Amin menjelaskan bahwa keputusan tersebut bukan semata bentuk hukuman, melainkan langkah pembinaan agar lembaga penyiaran lebih berhati-hati dalam menayangkan konten yang sensitif. Menurutnya, kebebasan berekspresi di dunia penyiaran memang dilindungi undang-undang, tetapi tetap memiliki batasan.

Ketelitian dan Verifikasi dalam Produksi Konten

Selain soal pelanggaran penerapan P3SPS, Amin juga menyoroti adanya kesalahpahaman publik terkait klasifikasi program Xpose Uncensored. Menurutnya, banyak masyarakat yang keliru dalam memahami jenis tayangan tersebut.

“Ini juga yang banyak disalahpahami masyarakat. Mereka menganggap tayangan itu adalah konten jurnalistik, padahal lembaga penyiarannya sendiri menyebutnya sebagai program infotainment. Namun, baik itu program berita maupun non-berita, semua tetap wajib mematuhi ketentuan dalam P3SPS,” ujarnya.

Ia menegaskan bahwa kategori program tidak bisa dijadikan alasan untuk mengabaikan prinsip kehati-hatian.
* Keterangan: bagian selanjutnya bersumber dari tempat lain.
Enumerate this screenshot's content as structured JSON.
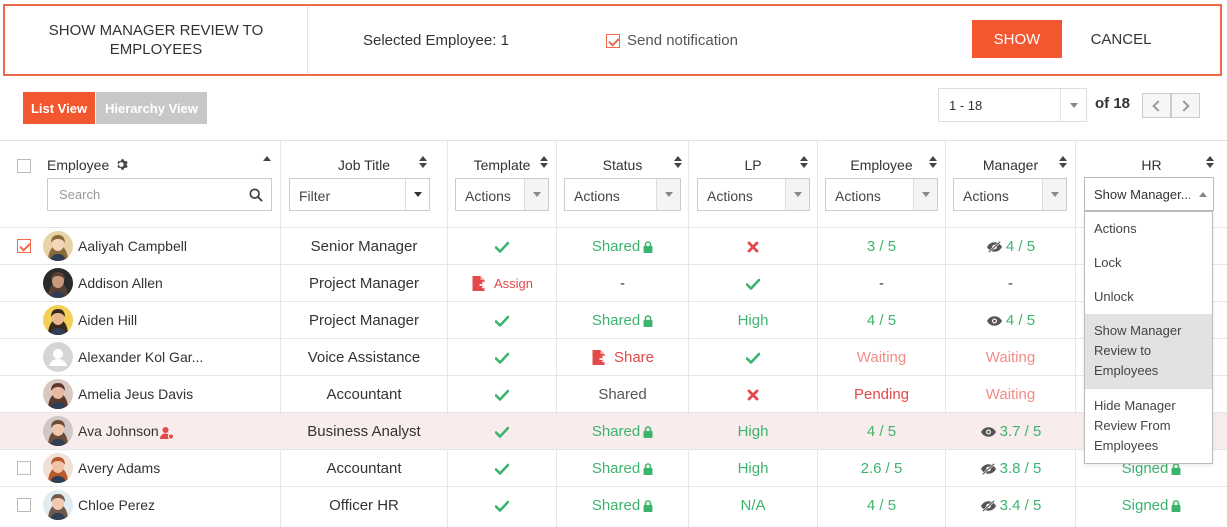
{
  "topbar": {
    "title": "SHOW MANAGER REVIEW TO EMPLOYEES",
    "selected_text": "Selected Employee: 1",
    "notify_label": "Send notification",
    "notify_checked": true,
    "show_label": "SHOW",
    "cancel_label": "CANCEL"
  },
  "views": {
    "list": "List View",
    "hierarchy": "Hierarchy View",
    "active": "list"
  },
  "pager": {
    "range": "1 - 18",
    "of_label": "of 18"
  },
  "columns": {
    "employee": "Employee",
    "job_title": "Job Title",
    "template": "Template",
    "status": "Status",
    "lp": "LP",
    "employee_score": "Employee",
    "manager": "Manager",
    "hr": "HR"
  },
  "filters": {
    "search_placeholder": "Search",
    "job_filter": "Filter",
    "template": "Actions",
    "status": "Actions",
    "lp": "Actions",
    "employee_score": "Actions",
    "manager": "Actions",
    "hr": "Show Manager..."
  },
  "hr_menu": {
    "items": [
      "Actions",
      "Lock",
      "Unlock",
      "Show Manager Review to Employees",
      "Hide Manager Review From Employees"
    ],
    "selected_index": 3
  },
  "colors": {
    "accent": "#f2572f",
    "green": "#3db46d",
    "red": "#e24a4a",
    "pink": "#f08d85",
    "highlight_row": "#f9ecec"
  },
  "rows": [
    {
      "name": "Aaliyah Campbell",
      "checked": true,
      "job": "Senior Manager",
      "template": "check",
      "status": "Shared",
      "status_lock": true,
      "status_style": "green",
      "lp": "x",
      "lp_style": "red",
      "emp_score": "3 / 5",
      "emp_style": "green",
      "mgr": "4 / 5",
      "mgr_icon": "eye-slash",
      "mgr_style": "green",
      "hr": "",
      "hr_lock": false,
      "avatar": "a1"
    },
    {
      "name": "Addison Allen",
      "checked": false,
      "job": "Project Manager",
      "template": "assign",
      "template_text": "Assign",
      "status": "-",
      "status_lock": false,
      "status_style": "dark",
      "lp": "check",
      "lp_style": "green",
      "emp_score": "-",
      "emp_style": "dark",
      "mgr": "-",
      "mgr_icon": "",
      "mgr_style": "dark",
      "hr": "",
      "hr_lock": false,
      "avatar": "a2"
    },
    {
      "name": "Aiden Hill",
      "checked": false,
      "job": "Project Manager",
      "template": "check",
      "status": "Shared",
      "status_lock": true,
      "status_style": "green",
      "lp": "High",
      "lp_style": "green",
      "emp_score": "4 / 5",
      "emp_style": "green",
      "mgr": "4 / 5",
      "mgr_icon": "eye",
      "mgr_style": "green",
      "hr": "",
      "hr_lock": false,
      "avatar": "a3"
    },
    {
      "name": "Alexander Kol Gar...",
      "checked": false,
      "job": "Voice Assistance",
      "template": "check",
      "status": "Share",
      "status_share": true,
      "status_lock": false,
      "status_style": "red",
      "lp": "check",
      "lp_style": "green",
      "emp_score": "Waiting",
      "emp_style": "pink",
      "mgr": "Waiting",
      "mgr_icon": "",
      "mgr_style": "pink",
      "hr": "",
      "hr_lock": false,
      "avatar": "placeholder"
    },
    {
      "name": "Amelia Jeus Davis",
      "checked": false,
      "job": "Accountant",
      "template": "check",
      "status": "Shared",
      "status_lock": false,
      "status_style": "muted",
      "lp": "x",
      "lp_style": "red",
      "emp_score": "Pending",
      "emp_style": "red",
      "mgr": "Waiting",
      "mgr_icon": "",
      "mgr_style": "pink",
      "hr": "",
      "hr_lock": false,
      "avatar": "a5"
    },
    {
      "name": "Ava Johnson",
      "checked": false,
      "highlight": true,
      "user_badge": true,
      "job": "Business Analyst",
      "template": "check",
      "status": "Shared",
      "status_lock": true,
      "status_style": "green",
      "lp": "High",
      "lp_style": "green",
      "emp_score": "4 / 5",
      "emp_style": "green",
      "mgr": "3.7 / 5",
      "mgr_icon": "eye",
      "mgr_style": "green",
      "hr": "",
      "hr_lock": false,
      "avatar": "a6"
    },
    {
      "name": "Avery Adams",
      "checked": false,
      "show_box": true,
      "job": "Accountant",
      "template": "check",
      "status": "Shared",
      "status_lock": true,
      "status_style": "green",
      "lp": "High",
      "lp_style": "green",
      "emp_score": "2.6 / 5",
      "emp_style": "green",
      "mgr": "3.8 / 5",
      "mgr_icon": "eye-slash",
      "mgr_style": "green",
      "hr": "Signed",
      "hr_lock": true,
      "avatar": "a7"
    },
    {
      "name": "Chloe Perez",
      "checked": false,
      "show_box": true,
      "job": "Officer HR",
      "template": "check",
      "status": "Shared",
      "status_lock": true,
      "status_style": "green",
      "lp": "N/A",
      "lp_style": "green",
      "emp_score": "4 / 5",
      "emp_style": "green",
      "mgr": "3.4 / 5",
      "mgr_icon": "eye-slash",
      "mgr_style": "green",
      "hr": "Signed",
      "hr_lock": true,
      "avatar": "a8"
    }
  ]
}
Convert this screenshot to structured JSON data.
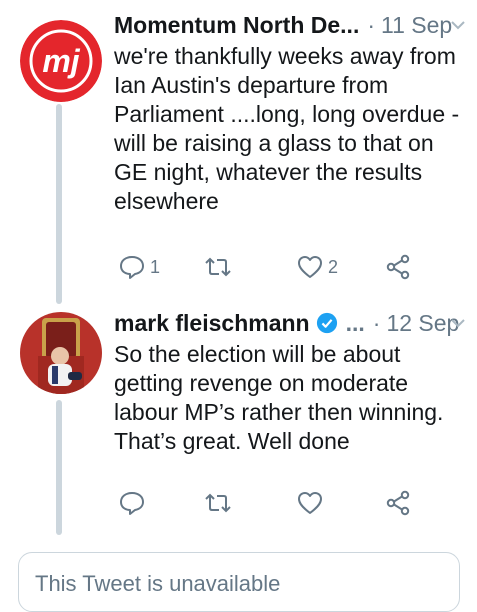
{
  "tweets": [
    {
      "author": "Momentum North De...",
      "date": "11 Sep",
      "text": "we're thankfully weeks away from Ian Austin's departure from Parliament ....long, long overdue - will be raising a glass to that on GE night, whatever the results elsewhere",
      "replies": "1",
      "retweets": "",
      "likes": "2",
      "avatar": {
        "label": "mj",
        "color": "#e4262c"
      }
    },
    {
      "author": "mark fleischmann",
      "verified": true,
      "ellipsis": "...",
      "date": "12 Sep",
      "text": "So the election will be about getting revenge on moderate labour MP’s rather then winning. That’s great. Well done",
      "replies": "",
      "retweets": "",
      "likes": ""
    }
  ],
  "unavailable_notice": "This Tweet is unavailable",
  "colors": {
    "accent": "#1da1f2",
    "muted": "#657786",
    "thread": "#ccd6dd"
  }
}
Baik program hiburan, dokumenter, maupun berita, semuanya harus tunduk pada pedoman penyiaran yang berlaku agar tidak menimbulkan dampak negatif di masyarakat.

Lebih lanjut, Amin menjelaskan, kasus ini menjadi pembelajaran penting bagi seluruh lembaga penyiaran agar lebih berhati-hati dalam memproduksi konten, terutama yang menyangkut lembaga pendidikan, isu keagamaan, dan tokoh masyarakat.

Menurutnya, P3SPS telah memberikan panduan yang jelas agar lembaga penyiaran dapat menghadirkan ahli pakar saat membahas isu-isu sensitif, guna memastikan akurasi, verifikasi, dan klarifikasi informasi sebelum disiarkan.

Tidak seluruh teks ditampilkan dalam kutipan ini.